Namun, akar paling dalam dari keterasingan ini adalah gelombang perubahan pemahaman keagamaan yang melanda masyarakat. Banyak masjid di berbagai penjuru Indonesia telah beralih pengelolaan, dikuasai oleh paham yang kerap menyamar dengan berbagai nama, namun berpijak pada ideologi Wahabisme yang digerakkan intensif dari Timur Tengah. Salah satu agendanya adalah menghapus tradisi pujian dan shalawat yang dianggap bid’ah, termasuk yang memuliakan keluarga Nabi. Akibatnya, seiring menguatnya pengaruh ini dan terkikisnya tradisi oleh arus modernitas, pujian-pujian bernada yang telah diwariskan turun-temurun kini nyaris punah. Puluhan syair yang dulu menggema di masjid dan majelis kini tak lagi diingat, apalagi dilantunkan.
Tragedi sensor ini merembes lebih jauh, menyentuh ranah identitas personal: pemberian nama. Nama-nama agung seperti Ali, Hasan, dan Husain, yang dulu menghiasi akta kelahiran, kini semakin jarang terdengar. Sebagian orang tua terpikat oleh nama-nama bernuansa Barat yang dianggap “modern” meski seringkali kosong makna.

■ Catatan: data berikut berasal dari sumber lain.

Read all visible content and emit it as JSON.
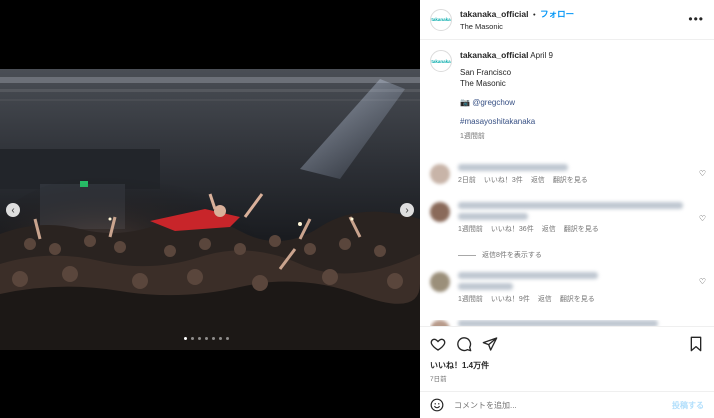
{
  "header": {
    "username": "takanaka_official",
    "separator": "•",
    "follow_label": "フォロー",
    "location": "The Masonic",
    "more_icon": "more-horizontal-icon",
    "avatar_text": "takanaka"
  },
  "caption": {
    "username": "takanaka_official",
    "date": "April 9",
    "line1": "San Francisco",
    "line2": "The Masonic",
    "camera_emoji": "📷",
    "credit": "@gregchow",
    "hashtag": "#masayoshitakanaka",
    "age": "1週間前"
  },
  "comments": [
    {
      "age": "2日前",
      "likes": "いいね！3件",
      "reply": "返信",
      "translate": "翻訳を見る"
    },
    {
      "age": "1週間前",
      "likes": "いいね！36件",
      "reply": "返信",
      "translate": "翻訳を見る",
      "view_replies": "返信8件を表示する"
    },
    {
      "age": "1週間前",
      "likes": "いいね！9件",
      "reply": "返信",
      "translate": "翻訳を見る"
    }
  ],
  "actions": {
    "icons": [
      "heart-icon",
      "comment-icon",
      "share-icon",
      "bookmark-icon"
    ]
  },
  "stats": {
    "likes": "いいね！1.4万件",
    "age": "7日前"
  },
  "comment_box": {
    "placeholder": "コメントを追加...",
    "post_label": "投稿する",
    "emoji_icon": "smiley-icon"
  },
  "carousel": {
    "slide_count": 7,
    "active_index": 0
  },
  "colors": {
    "follow": "#0095f6",
    "link": "#385185",
    "post_disabled": "#b2dffc"
  }
}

Namun, sebagian lainnya enggan memilih nama-nama suci ini karena terpengaruh doktrin yang memandangnya syubhat, atau karena ketakutan anak mereka akan dicap menganut Syiah—stigma sosial yang dapat menyulitkan si penyandang nama. Sensor sejarah ini, yang secara sistematis mengaburkan warisan keluarga Nabi, memperparah hilangnya pengenalan terhadap nama-nama mulia tersebut dari kesadaran kolektif masyarakat.
Inilah ironi yang menyayat: posisi tragis Al-Husain. Berabad-abad setelah kesyahidannya yang penuh pengorbanan di padang Karbala, penderitaannya seolah belum usai. Namanya, simbol keberanian dan keteguhan iman, kini terancam lenyap dari ingatan kolektif. Bahkan ajaran luhur yang dijunjungnya atau kisah heroik kesyahidannya, nama Karbala—tempat bersejarah itu—hampir tak lagi dikenali. Seolah-olah tirani yang pernah dihadapinya berlanjut dalam wujud baru. Rezim Yazid dan penerusnya, dengan kejam, telah memanipulasi sejarah, mengaburkan fakta suci tragedi Karbala melalui teks-teks palsu dan narasi fiktif yang disebar secara masif. Upaya pengaburan ini tampaknya masih berjalan, melampaui zaman, meninggalkan kesunyian di mana nama Al-Husain seharusnya bergema.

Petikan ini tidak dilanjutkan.